Showing posts with label strapon. Show all posts
Showing posts with label strapon. Show all posts

Saturday, March 3, 2012

Opening up for anal


Since I discovered porn on the internet in my teens, I've been obsessed with femdom related themes.  Most of which, I would watch or read about, masturbate to (daily) and often right after I'd cum, I would tell myself "I could or would never actually do that". 

When I was younger, I would watch strapon pegging regularly.  Sometimes, I would get so into it, I'd try a finger in my ass.  It was never spectacular and usually made me feel foolish for getting all sticky and dirty.  Yet my desire to view it never went away.  I collected it even.  To me, it was always going to be my secret fetish.  Something I went to when I wanted to get off.  Nothing more.  I heard a few women make comments at how "gay" a guy who would let a female use a strapon on him was.  Those instances settled it for me... I would never admit to being open to try it for fear of rejection. 

My wife discovered my fetish over time and we dabbled in a little.  We even purchased a strapon harness and small beginner dildo attachment for it.  We gave it a go about two or three times, but it was early on in our marriage and I don't feel either of was comfortable with what was happening to really enjoy the role reversal.  It was an experience that wasn't as bad I thought it would be, she didn't reject me when she found out about it.  But it didn't live up to the fantasy either.  Honestly, I believe we weren't ready yet.  We hardly even talked dirty to each other during vanilla sex then, something we do very well now.  To me, that just goes to show that there was a lack on comfort there.  At least to the level that it exists now.

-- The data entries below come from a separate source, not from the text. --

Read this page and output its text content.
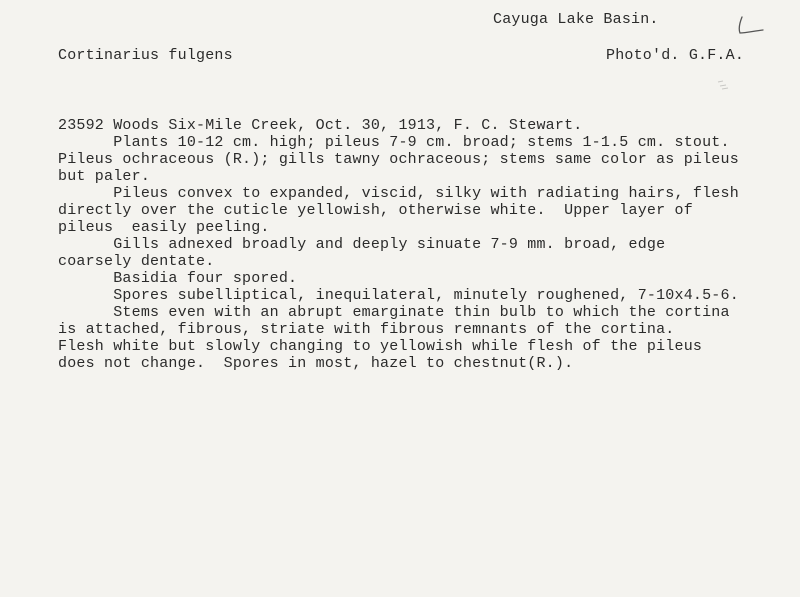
Cayuga Lake Basin.
Cortinarius fulgens	Photo'd. G.F.A.
23592 Woods Six-Mile Creek, Oct. 30, 1913, F. C. Stewart.
Plants 10-12 cm. high; pileus 7-9 cm. broad; stems 1-1.5 cm. stout.
Pileus ochraceous (R.); gills tawny ochraceous; stems same color as pileus
but paler.
Pileus convex to expanded, viscid, silky with radiating hairs, flesh
directly over the cuticle yellowish, otherwise white.  Upper layer of
pileus  easily peeling.
Gills adnexed broadly and deeply sinuate 7-9 mm. broad, edge
coarsely dentate.
Basidia four spored.
Spores subelliptical, inequilateral, minutely roughened, 7-10x4.5-6.
Stems even with an abrupt emarginate thin bulb to which the cortina
is attached, fibrous, striate with fibrous remnants of the cortina.
Flesh white but slowly changing to yellowish while flesh of the pileus
does not change.  Spores in most, hazel to chestnut(R.).
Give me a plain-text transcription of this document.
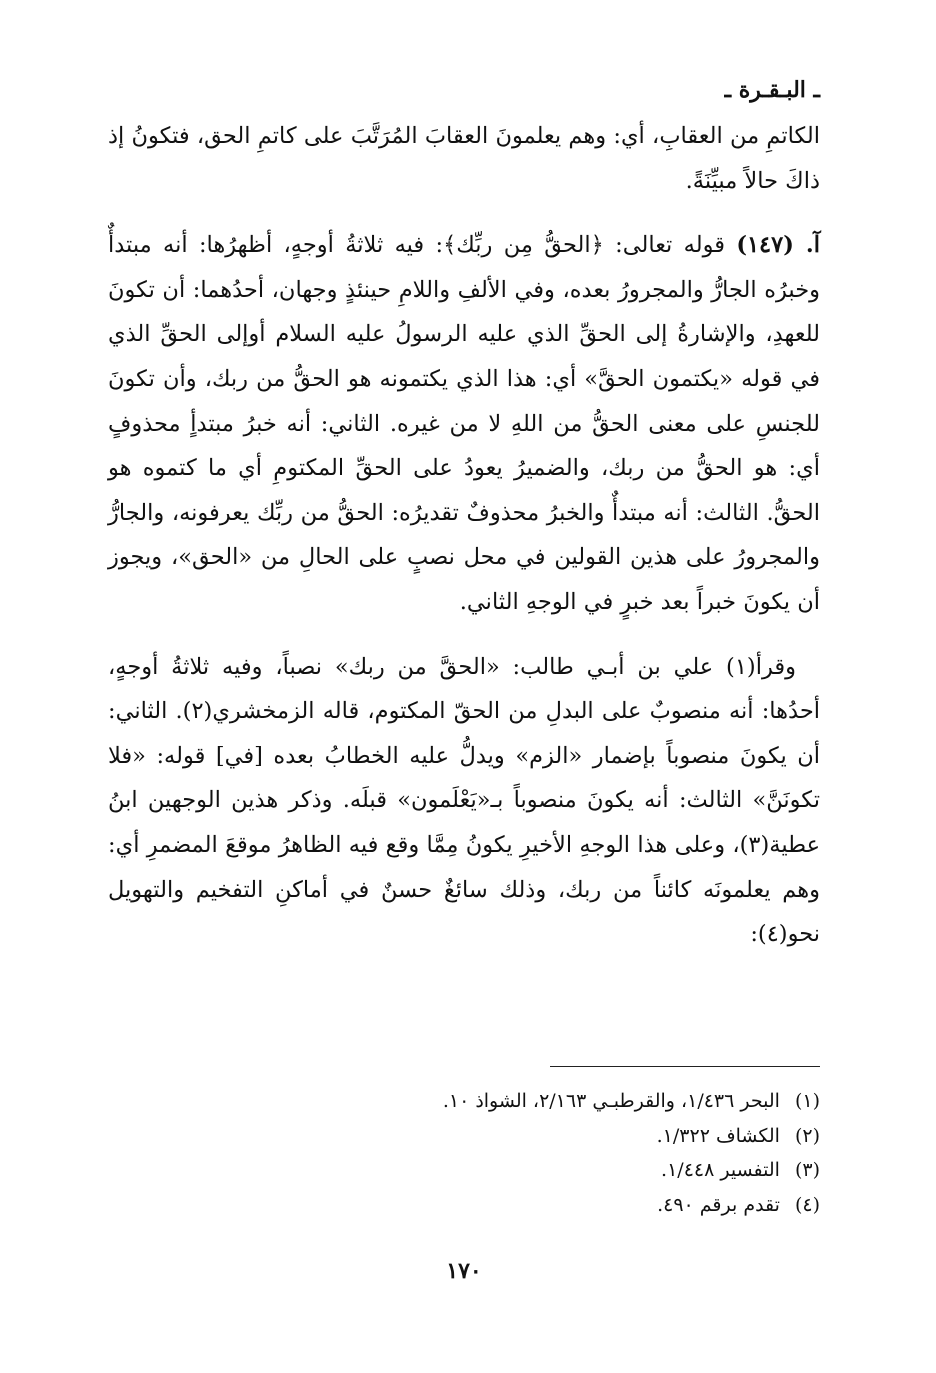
ـ البـقـرة ـ

الكاتمِ من العقابِ، أي: وهم يعلمونَ العقابَ المُرَتَّبَ على كاتمِ الحق، فتكونُ إذ ذاكَ حالاً مبيِّنَةً.

آ. (١٤٧) قوله تعالى: ﴿الحقُّ مِن ربِّك﴾: فيه ثلاثةُ أوجهٍ، أظهرُها: أنه مبتدأٌ وخبرُه الجارُّ والمجرورُ بعده، وفي الألفِ واللامِ حينئذٍ وجهان، أحدُهما: أن تكونَ للعهدِ، والإشارةُ إلى الحقِّ الذي عليه الرسولُ عليه السلام أوإلى الحقِّ الذي في قوله «يكتمون الحقَّ» أي: هذا الذي يكتمونه هو الحقُّ من ربك، وأن تكونَ للجنسِ على معنى الحقُّ من اللهِ لا من غيره. الثاني: أنه خبرُ مبتدأٍ محذوفٍ أي: هو الحقُّ من ربك، والضميرُ يعودُ على الحقِّ المكتومِ أي ما كتموه هو الحقُّ. الثالث: أنه مبتدأٌ والخبرُ محذوفٌ تقديرُه: الحقُّ من ربِّك يعرفونه، والجارُّ والمجرورُ على هذين القولين في محل نصبٍ على الحالِ من «الحق»، ويجوز أن يكونَ خبراً بعد خبرٍ في الوجهِ الثاني.

وقرأ(١) علي بن أبـي طالب: «الحقَّ من ربك» نصباً، وفيه ثلاثةُ أوجهٍ، أحدُها: أنه منصوبٌ على البدلِ من الحقّ المكتوم، قاله الزمخشري(٢). الثاني: أن يكونَ منصوباً بإضمار «الزم» ويدلُّ عليه الخطابُ بعده [في] قوله: «فلا تكونَنَّ» الثالث: أنه يكونَ منصوباً بـ«يَعْلَمون» قبلَه. وذكر هذين الوجهين ابنُ عطية(٣)، وعلى هذا الوجهِ الأخيرِ يكونُ مِمَّا وقع فيه الظاهرُ موقعَ المضمرِ أي: وهم يعلمونَه كائناً من ربك، وذلك سائغٌ حسنٌ في أماكنِ التفخيم والتهويل نحو(٤):

(١) البحر ١/٤٣٦، والقرطبـي ٢/١٦٣، الشواذ ١٠.
(٢) الكشاف ١/٣٢٢.
(٣) التفسير ١/٤٤٨.
(٤) تقدم برقم ٤٩٠.
١٧٠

Well, that was until 2 days ago.  Something had come over my wife and she began to let the domme of my fantasies loose.  Without a lot of warning, two nights in a row, she finger fucked my ass while jerking off my cock.  She had done this in the past but it NEVER felt as good as it did these past two times.  The 2nd day, she literally gave me a innie orgasm and I didn't even think that was possible.  I've heard of it but in my past anal experiences, wrote it off as a myth. 

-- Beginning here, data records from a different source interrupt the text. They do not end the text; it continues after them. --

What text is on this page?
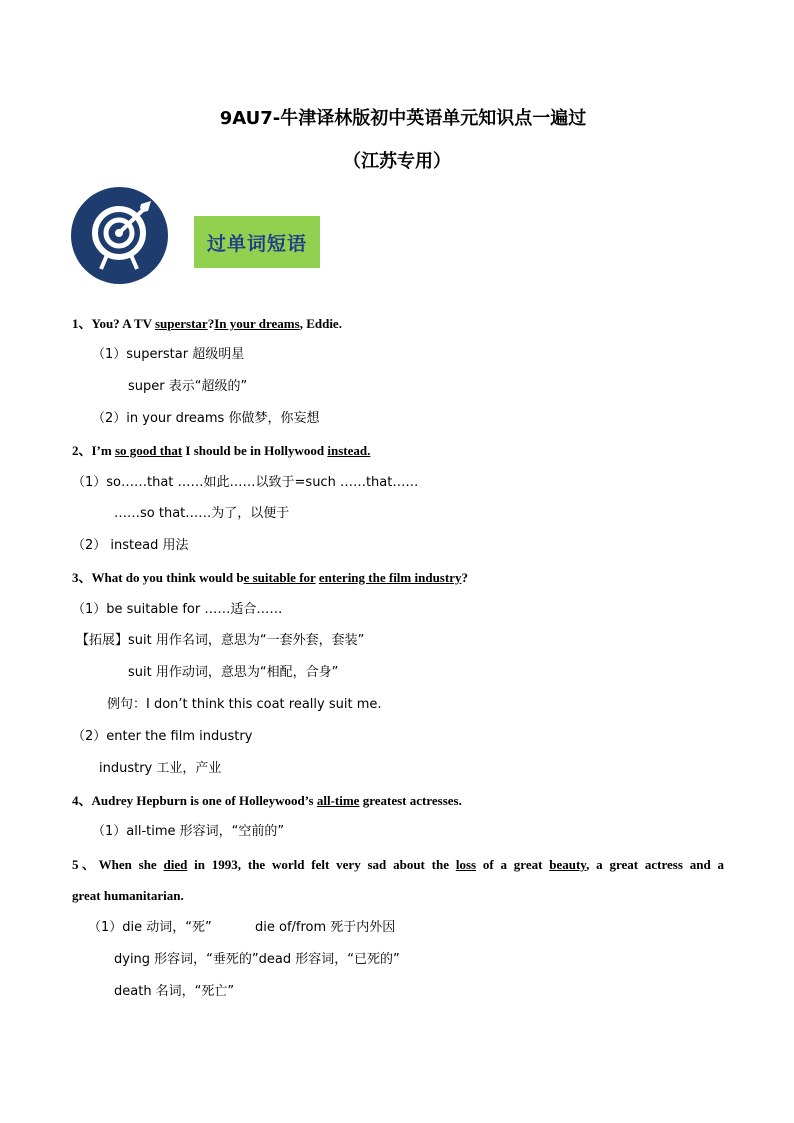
9AU7-牛津译林版初中英语单元知识点一遍过
（江苏专用）
过单词短语
1、You? A TV superstar?In your dreams, Eddie.
（1）superstar 超级明星
super 表示“超级的”
（2）in your dreams 你做梦，你妄想
2、I’m so good that I should be in Hollywood instead.
（1）so……that ……如此……以致于=such ……that……
……so that……为了，以便于
（2） instead 用法
3、What do you think would be suitable for entering the film industry?
（1）be suitable for ……适合……
【拓展】suit 用作名词，意思为“一套外套，套装”
suit 用作动词，意思为“相配，合身”
例句：I don’t think this coat really suit me.
（2）enter the film industry
industry 工业，产业
4、Audrey Hepburn is one of Holleywood’s all-time greatest actresses.
（1）all-time 形容词，“空前的”
5、When she died in 1993, the world felt very sad about the loss of a great beauty, a great actress and a
great humanitarian.
（1）die 动词，“死”	die of/from 死于内外因
dying 形容词，“垂死的”dead 形容词，“已死的”
death 名词，“死亡”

Hoping she will continue to play with me in this way.  It's a kink that's been in my head for a very long time.

Here we go...

So I registered on here to write this blog the same day my wife opened hers.  She had posted in explicit detail about our first day in our "wife led marriage".  We have different styles and giving the play by play just isn't mine.  What fun would that be anyway, we'd just post the same thing.  So, it took me 24 hours to finally get this first entry flowing onto the computer screen.

Tonight, we had a night out with family for our 4th anniversary but could not find a baby sitter for the night.  So our plans were cut a little short as far as the "after party" goes.  She is sound asleep next to me and while I'm exhausted myself, I feel it's my duty to keep pace with her in the "blogging" department, like I had promised I would.

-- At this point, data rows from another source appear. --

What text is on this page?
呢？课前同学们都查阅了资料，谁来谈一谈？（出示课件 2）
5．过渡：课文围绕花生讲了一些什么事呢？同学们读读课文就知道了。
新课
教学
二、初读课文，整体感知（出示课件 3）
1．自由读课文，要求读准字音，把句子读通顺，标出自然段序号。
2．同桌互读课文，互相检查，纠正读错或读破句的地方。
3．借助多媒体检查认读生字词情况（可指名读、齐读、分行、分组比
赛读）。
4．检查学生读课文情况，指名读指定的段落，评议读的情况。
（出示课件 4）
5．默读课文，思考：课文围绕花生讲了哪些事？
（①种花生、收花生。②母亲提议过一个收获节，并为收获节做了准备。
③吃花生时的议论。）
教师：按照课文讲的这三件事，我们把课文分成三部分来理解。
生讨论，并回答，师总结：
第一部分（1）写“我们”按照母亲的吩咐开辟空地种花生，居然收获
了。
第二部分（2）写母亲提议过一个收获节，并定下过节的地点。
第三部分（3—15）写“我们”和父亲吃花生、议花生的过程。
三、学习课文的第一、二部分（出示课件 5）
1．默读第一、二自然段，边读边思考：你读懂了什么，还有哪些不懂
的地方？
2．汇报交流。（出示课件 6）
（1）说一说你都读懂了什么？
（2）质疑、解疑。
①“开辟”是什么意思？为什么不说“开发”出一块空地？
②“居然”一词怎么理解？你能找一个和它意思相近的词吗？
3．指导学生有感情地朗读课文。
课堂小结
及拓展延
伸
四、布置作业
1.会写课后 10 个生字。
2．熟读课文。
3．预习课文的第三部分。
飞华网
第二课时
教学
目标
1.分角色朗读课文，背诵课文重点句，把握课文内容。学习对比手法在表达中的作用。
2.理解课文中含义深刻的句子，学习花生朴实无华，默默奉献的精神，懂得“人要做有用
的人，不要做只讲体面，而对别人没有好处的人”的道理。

Here I could go into detail about who am I, what it is that made me this way, the reasons behind our decision to pursue a wife led marriage but I plan on keeping this blog updated regularly and over time, I'll have a chance to discuss all of this.  So a quick summary will have to do for now. 

I am 29 years old, married for four years now with a 3 year old child.  My wife is 27 years old and the main bread winner for our household.  She has begun referring to my role as "house manager".  Honestly, I have little clue to what I am doing but I'm trying to learn and become efficient at it.  I served in the United States Marine Corps and met her when I was discharged (honorably) from the Marines during the Summer of 2005.  She has been the center of my universe since.

Outwardly to the world, I'm not a typical "submissive" male.  In fact, I'm quite the opposite.  Which oddly enough, is probably what attracted my wife to me in the first place.  My kinks and desire to be ultimately submissive to one female was something I began to pick up on myself when I was in my late teens.  The internet opened the world of "fetishes" to me and I found myself enthralled with various female domination themes.  My biggest kink initially was strapon porn.  I read some erotic femdom stories when I was about 16 and that sparked my interests in strapon sex.  The thought hadn't even crossed my mind till that point.

It was always a closet fetish, found myself often times deleting material or going to extensive lengths to keep it my little secret.  When things became serious between my wife, she began to discover my secret desires through awkward finds, browser & download histories and my meek explanations of her discoveries. 

Jump forward to the present.  Now in my current role as "house manager", which I'll be honest, I'm not excelling at.  It's difficult to maintain a 50/50 balance in our current relationship.  My wife is trying to appeal to my kinks, I've mentioned a desire to pursue a "wife led marriage" in the past.  I've even tried getting her to read literature on it to spark her interest.  Up until this point, our marriage has been vanilla.  Not that there is anything wrong with vanilla, the sex has always been amazing (for me).  I enjoy the "top" role as well but my intense desire to submit and my femdom kinks aren't going away.  I feel like she is my queen and under her direction, I can become a better man, husband and father.  I'm excited to see where our relationship will lead and I'd be lying if I said I wasn't nervous about finally getting some of what I've been fantasizing about for a really really long time.